2001’de Galler’de altı aylık inzivaya çekildim. Türkçe’de böyle kullanmıyorsunuz ama bir İngiliz olarak ben söyleyebilirim, yaşadıklarım olumlu olarak hayatımı altüst etti. Hayatımdaki en mutlu, en zengin ve en şükran dolu günleri bu inziva sırasında yaşadım. Başta inzivayı dört ay olarak belirlemiştim ancak borçlanıp iki ay daha uzatmaya karar verdim. Bu arada bir rüya gördüm; ismimi veren kişi bana ve grubumuza “Bu akşam 10 sene sonra hayatımızda ne başarmayı istediğimiz hakkında konuşacağız” diyordu. Tam o anda uyandım. İnziva sırasında meditasyon haricinde de kendinle derin temas kurabiliyorsun. İlk cevap, “Daha iyi arkadaş olman gerekiyor” olarak geldi. İkinci cevap bir mesajdı: “İstanbul’a git!” Ben bunu duymak istemedim, Londra’da hayatım çok rahattı, arkadaşlarım oradaydı. O gün başım ağrımaya başladı, git gide kötüleşiyordu. Sonunda bıktım ve biraz da kızgınlıkla kendime dönüp, “Bırak beni, gideyim” dedim. Böylece İstanbul’a gelme kararını vermiş oldum. Esasında meditasyon ve Budist öğretileri paylaşmak için böyle bir hedefim vardı. İnzivayı bitirdim, İngilizce öğretmenliği yaparak borçlarımı ödedim. 23 Ağustos 2003’te de İstanbul’a geldim.

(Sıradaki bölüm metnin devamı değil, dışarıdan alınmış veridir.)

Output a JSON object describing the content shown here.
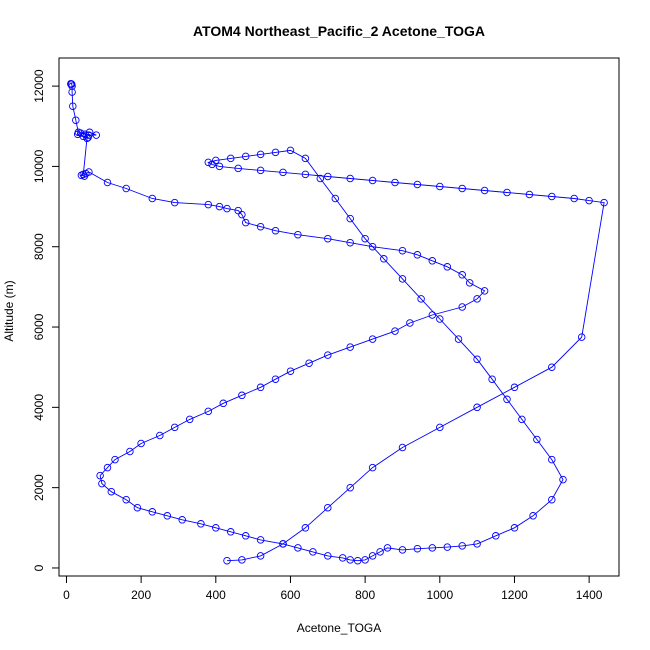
{
  "chart_data": {
    "type": "line",
    "title": "ATOM4 Northeast_Pacific_2 Acetone_TOGA",
    "xlabel": "Acetone_TOGA",
    "ylabel": "Altitude (m)",
    "xlim": [
      -20,
      1480
    ],
    "ylim": [
      -200,
      12700
    ],
    "x_ticks": [
      0,
      200,
      400,
      600,
      800,
      1000,
      1200,
      1400
    ],
    "y_ticks": [
      0,
      2000,
      4000,
      6000,
      8000,
      10000,
      12000
    ],
    "grid": false,
    "legend": "none",
    "series_color": "#0000ff",
    "marker": "open-circle",
    "series": [
      {
        "x": [
          12,
          12,
          14,
          15,
          15,
          17,
          25,
          32,
          50,
          60,
          80,
          62,
          38,
          30,
          45,
          58,
          55,
          45,
          40,
          48,
          52,
          60,
          110,
          160,
          230,
          290,
          380,
          410,
          430,
          460,
          470,
          480,
          520,
          560,
          620,
          700,
          760,
          820,
          900,
          940,
          980,
          1020,
          1060,
          1080,
          1120,
          1100,
          1060,
          980,
          920,
          880,
          820,
          760,
          700,
          650,
          600,
          560,
          520,
          470,
          420,
          380,
          330,
          290,
          250,
          200,
          170,
          130,
          110,
          90,
          95,
          120,
          160,
          190,
          230,
          270,
          310,
          360,
          400,
          440,
          480,
          520,
          580,
          620,
          660,
          700,
          740,
          760,
          780,
          800,
          820,
          840,
          860,
          900,
          940,
          980,
          1020,
          1060,
          1100,
          1150,
          1200,
          1250,
          1300,
          1330,
          1300,
          1260,
          1220,
          1180,
          1140,
          1100,
          1050,
          1000,
          950,
          900,
          850,
          800,
          760,
          720,
          680,
          640,
          600,
          560,
          520,
          480,
          440,
          400,
          380,
          390,
          410,
          460,
          520,
          580,
          640,
          700,
          760,
          820,
          880,
          940,
          1000,
          1060,
          1120,
          1180,
          1240,
          1300,
          1360,
          1400,
          1440,
          1380,
          1300,
          1200,
          1100,
          1000,
          900,
          820,
          760,
          700,
          640,
          580,
          520,
          470,
          430
        ],
        "y": [
          12050,
          12060,
          12050,
          12000,
          11850,
          11500,
          11150,
          10850,
          10800,
          10780,
          10780,
          10850,
          10830,
          10800,
          10750,
          10720,
          10700,
          9800,
          9780,
          9760,
          9820,
          9860,
          9600,
          9450,
          9200,
          9100,
          9050,
          9000,
          8950,
          8900,
          8800,
          8600,
          8500,
          8400,
          8300,
          8200,
          8100,
          8000,
          7900,
          7800,
          7650,
          7500,
          7300,
          7100,
          6900,
          6700,
          6500,
          6300,
          6100,
          5900,
          5700,
          5500,
          5300,
          5100,
          4900,
          4700,
          4500,
          4300,
          4100,
          3900,
          3700,
          3500,
          3300,
          3100,
          2900,
          2700,
          2500,
          2300,
          2100,
          1900,
          1700,
          1500,
          1400,
          1300,
          1200,
          1100,
          1000,
          900,
          800,
          700,
          600,
          500,
          400,
          300,
          250,
          200,
          180,
          200,
          300,
          400,
          500,
          450,
          480,
          500,
          520,
          550,
          600,
          800,
          1000,
          1300,
          1700,
          2200,
          2700,
          3200,
          3700,
          4200,
          4700,
          5200,
          5700,
          6200,
          6700,
          7200,
          7700,
          8200,
          8700,
          9200,
          9700,
          10200,
          10400,
          10350,
          10300,
          10250,
          10200,
          10150,
          10100,
          10050,
          10000,
          9950,
          9900,
          9850,
          9800,
          9750,
          9700,
          9650,
          9600,
          9550,
          9500,
          9450,
          9400,
          9350,
          9300,
          9250,
          9200,
          9150,
          9100,
          5750,
          5000,
          4500,
          4000,
          3500,
          3000,
          2500,
          2000,
          1500,
          1000,
          600,
          300,
          200,
          180
        ]
      }
    ]
  }
}
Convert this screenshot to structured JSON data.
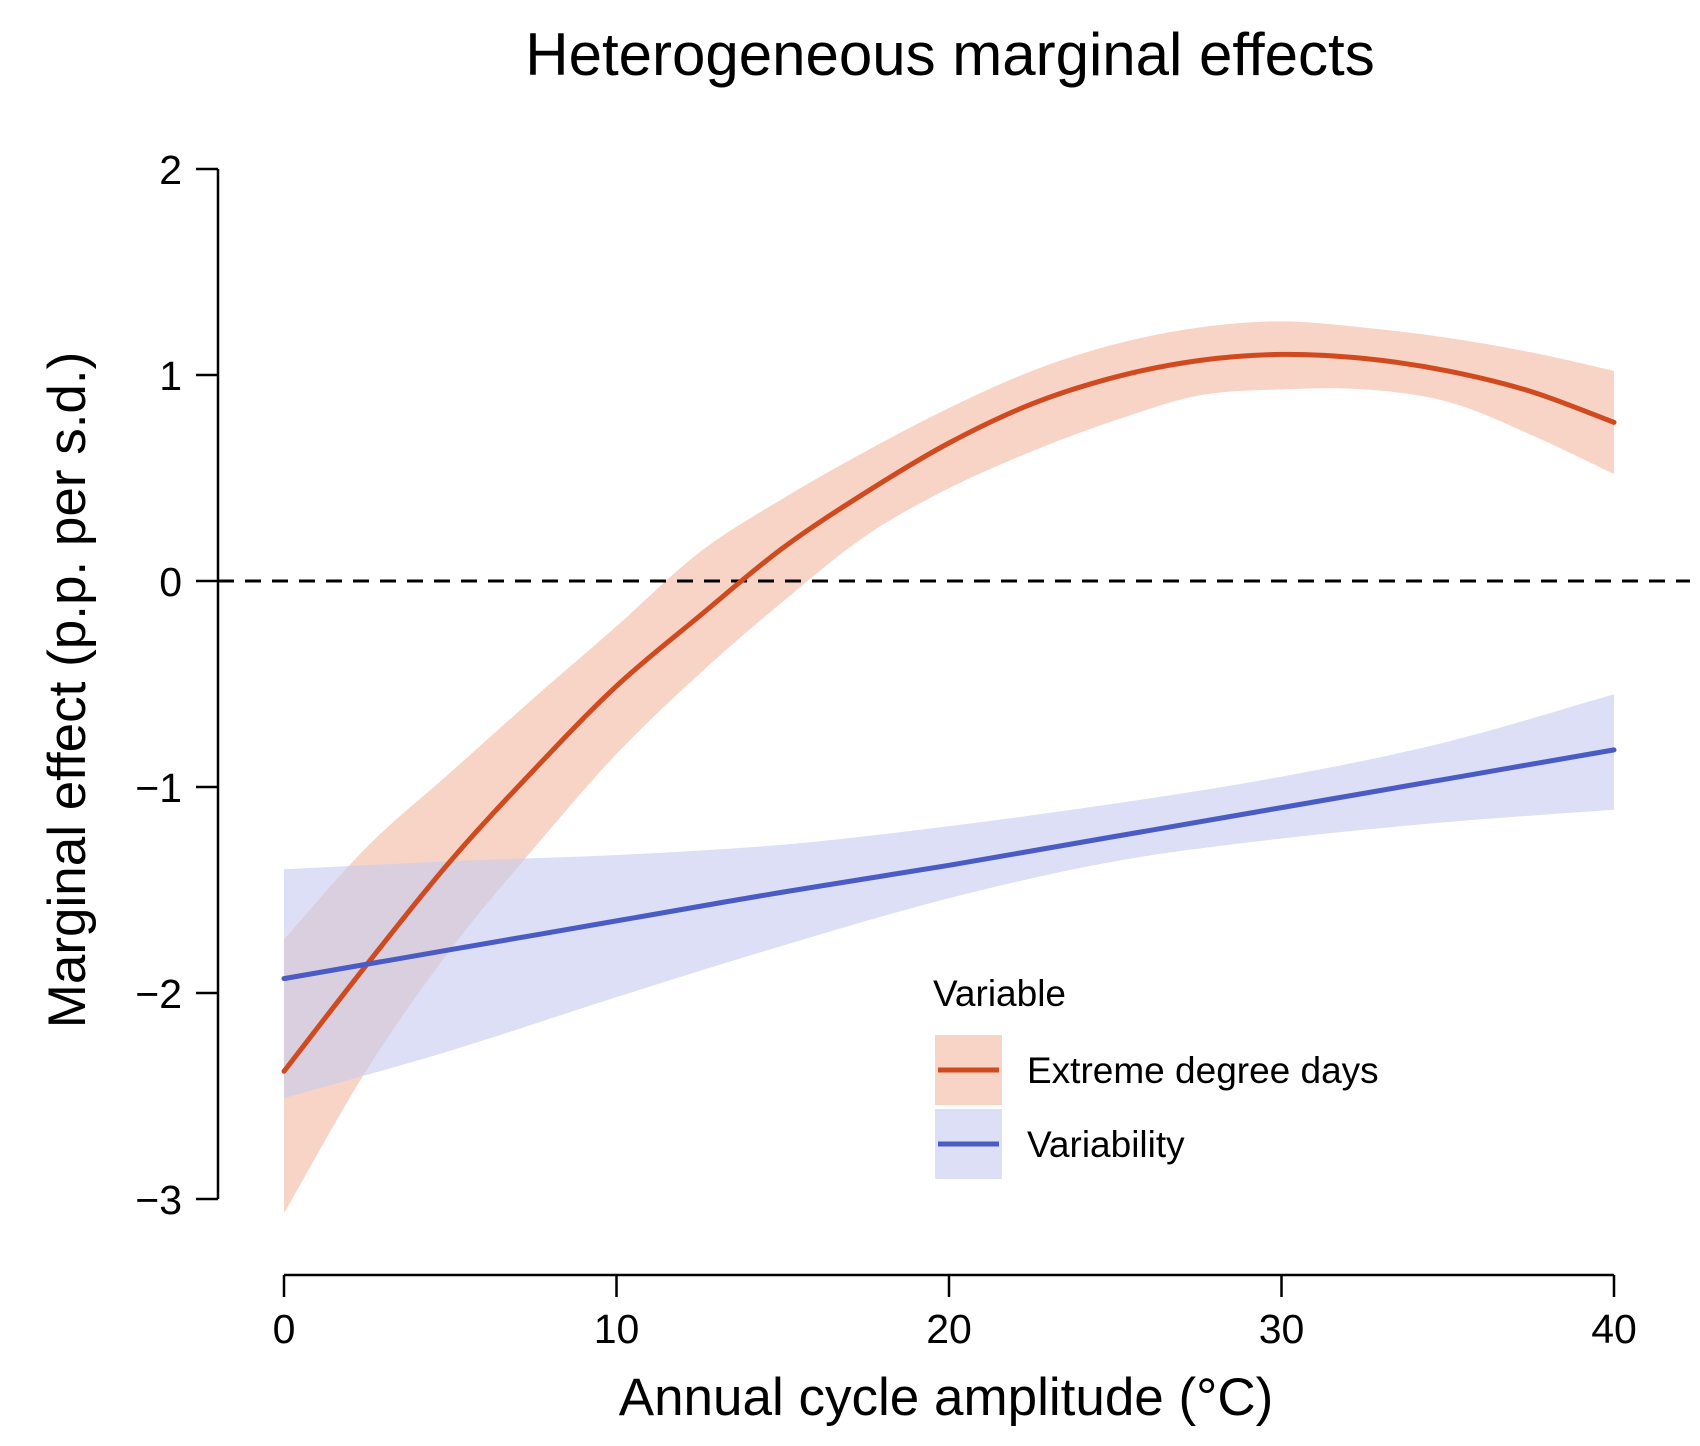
{
  "chart_data": {
    "type": "line",
    "title": "Heterogeneous marginal effects",
    "xlabel": "Annual cycle amplitude (°C)",
    "ylabel": "Marginal effect (p.p. per s.d.)",
    "xlim": [
      0,
      40
    ],
    "ylim": [
      -3,
      2
    ],
    "x_ticks": [
      0,
      10,
      20,
      30,
      40
    ],
    "x_tick_labels": [
      "0",
      "10",
      "20",
      "30",
      "40"
    ],
    "y_ticks": [
      -3,
      -2,
      -1,
      0,
      1,
      2
    ],
    "y_tick_labels": [
      "−3",
      "−2",
      "−1",
      "0",
      "1",
      "2"
    ],
    "grid": false,
    "reference_line": {
      "y": 0,
      "style": "dashed"
    },
    "legend": {
      "title": "Variable",
      "placement": "bottom-right"
    },
    "series": [
      {
        "name": "Extreme degree days",
        "color": "#d04a1f",
        "band_color": "#f4b9a3",
        "x": [
          0,
          2.5,
          5,
          7.5,
          10,
          12.5,
          15,
          17.5,
          20,
          22.5,
          25,
          27.5,
          30,
          32.5,
          35,
          37.5,
          40
        ],
        "y": [
          -2.38,
          -1.86,
          -1.36,
          -0.92,
          -0.51,
          -0.17,
          0.16,
          0.43,
          0.67,
          0.86,
          0.99,
          1.07,
          1.1,
          1.08,
          1.02,
          0.92,
          0.77
        ],
        "lower": [
          -3.07,
          -2.37,
          -1.79,
          -1.3,
          -0.84,
          -0.45,
          -0.1,
          0.22,
          0.45,
          0.63,
          0.78,
          0.9,
          0.93,
          0.93,
          0.87,
          0.71,
          0.52
        ],
        "upper": [
          -1.74,
          -1.29,
          -0.93,
          -0.57,
          -0.22,
          0.14,
          0.4,
          0.63,
          0.84,
          1.02,
          1.15,
          1.23,
          1.26,
          1.23,
          1.18,
          1.11,
          1.02
        ]
      },
      {
        "name": "Variability",
        "color": "#4a5bc4",
        "band_color": "#c6cbef",
        "x": [
          0,
          5,
          10,
          15,
          20,
          25,
          30,
          35,
          40
        ],
        "y": [
          -1.93,
          -1.79,
          -1.65,
          -1.51,
          -1.38,
          -1.24,
          -1.1,
          -0.96,
          -0.82
        ],
        "lower": [
          -2.51,
          -2.28,
          -2.02,
          -1.77,
          -1.54,
          -1.36,
          -1.25,
          -1.17,
          -1.11
        ],
        "upper": [
          -1.4,
          -1.36,
          -1.33,
          -1.28,
          -1.19,
          -1.08,
          -0.95,
          -0.78,
          -0.55
        ]
      }
    ]
  }
}
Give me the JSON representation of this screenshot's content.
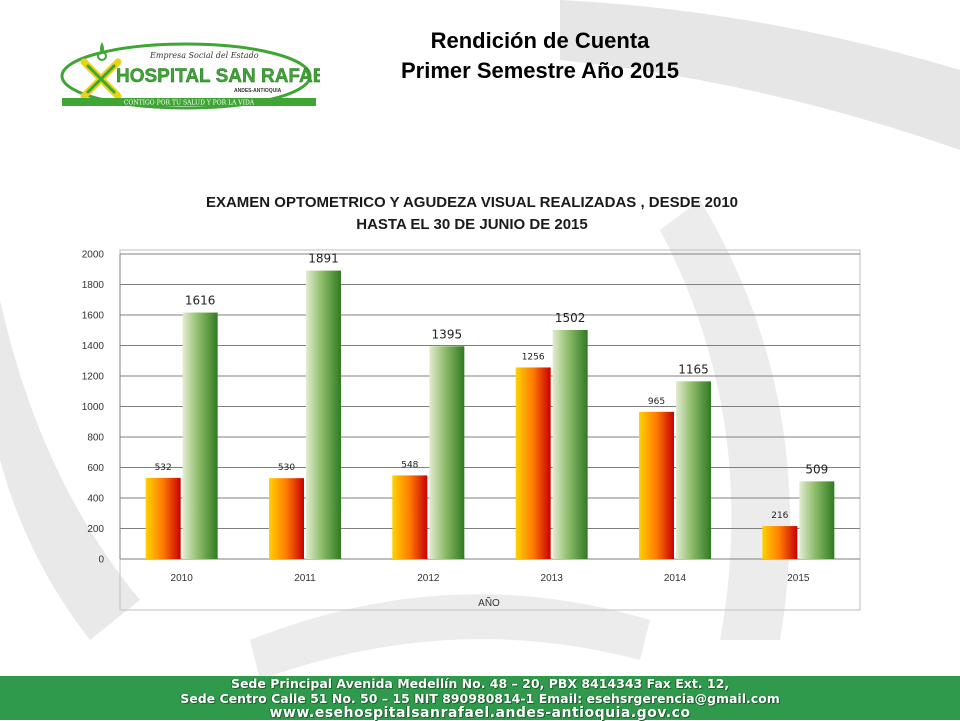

İnziva nedir? Neler yapılır?
Tamamen hayattan geri adım atıyorsun. Televizyon, gazete, radyo, bilgisayar yok. Sadece sen varsın, meditasyon var, doğa var. Tamamen tek başımaydım; kitap okudum, yürüyüş yaptım, dans ettim. Galler’deki inzivada bir ormanın kenarındaydım, 25-30 metre ileride bir ev vardı. Orada yaşayan kadın yemeklerimi yapıyordu. Hazır olunca kapının önüne bırakıp, zili çalıyordu. Dünyayla olan tek bağlantımdı, bazen ona not yazıyordum, o da cevap veriyordu. Ara sıra ormanda birileriyle karşılaşıp, konuşuyordum. Yüzde 98 yalnızdım ama benim için çok anlamlı geçti.
İstanbul’da hayat nasıldı?
İlk zamanlar zordu, işim ve evim yoktu, birkaç tane tanıdığım vardı. Şansıma çok iyi insanlardı, bana yardımcı oldular. İki hafta içinde iş buldum ancak beş sene boyunca meditasyon dersi vermek konusunda çok zorlandım. Meditasyon çok yaygın değildi, ben de İngilizce ders vermeye başladım. Türkçe’yi ve Türkler’i anlamak benim için çok zordu.
SİZCE NEDEN MEDİTASYON YAPMALIYIZ?
Yapmak zorunda değilsiniz ancak denerseniz kendinizle derin temas kurabilirsiniz. Bu temas, tatmin edici ve doyurucu olur. Böylece diğer kişilerle o derinlikten bağlantıya geçersiniz. Meditasyon huzur ve enerji verici olabilir.
Para, otomobil, ev… Sizin için ne ifade ediyor?
Bu istekleri biraz çılgınlık olarak görüyorum. Tabii ki, yaşamak için paraya ve üzerimizde bir çatıya ihtiyacımız var. Ama değerlerimize de bakmamız lazım; teoride en önemli şey tanrı inancı deyip, pratikte para kazanmak için yalan söylüyorsanız, orada bir terslik vardır. İnsanlar boşu boşuna yeni bir otomobil peşindeyse ya da 1 milyon dolar yetmiyorsa, bunları anlayamıyorum, doğrusu bana saçma geliyor. “Neden koşuyorsun?” diye sorduğunda, cevabı bilmiyorlar.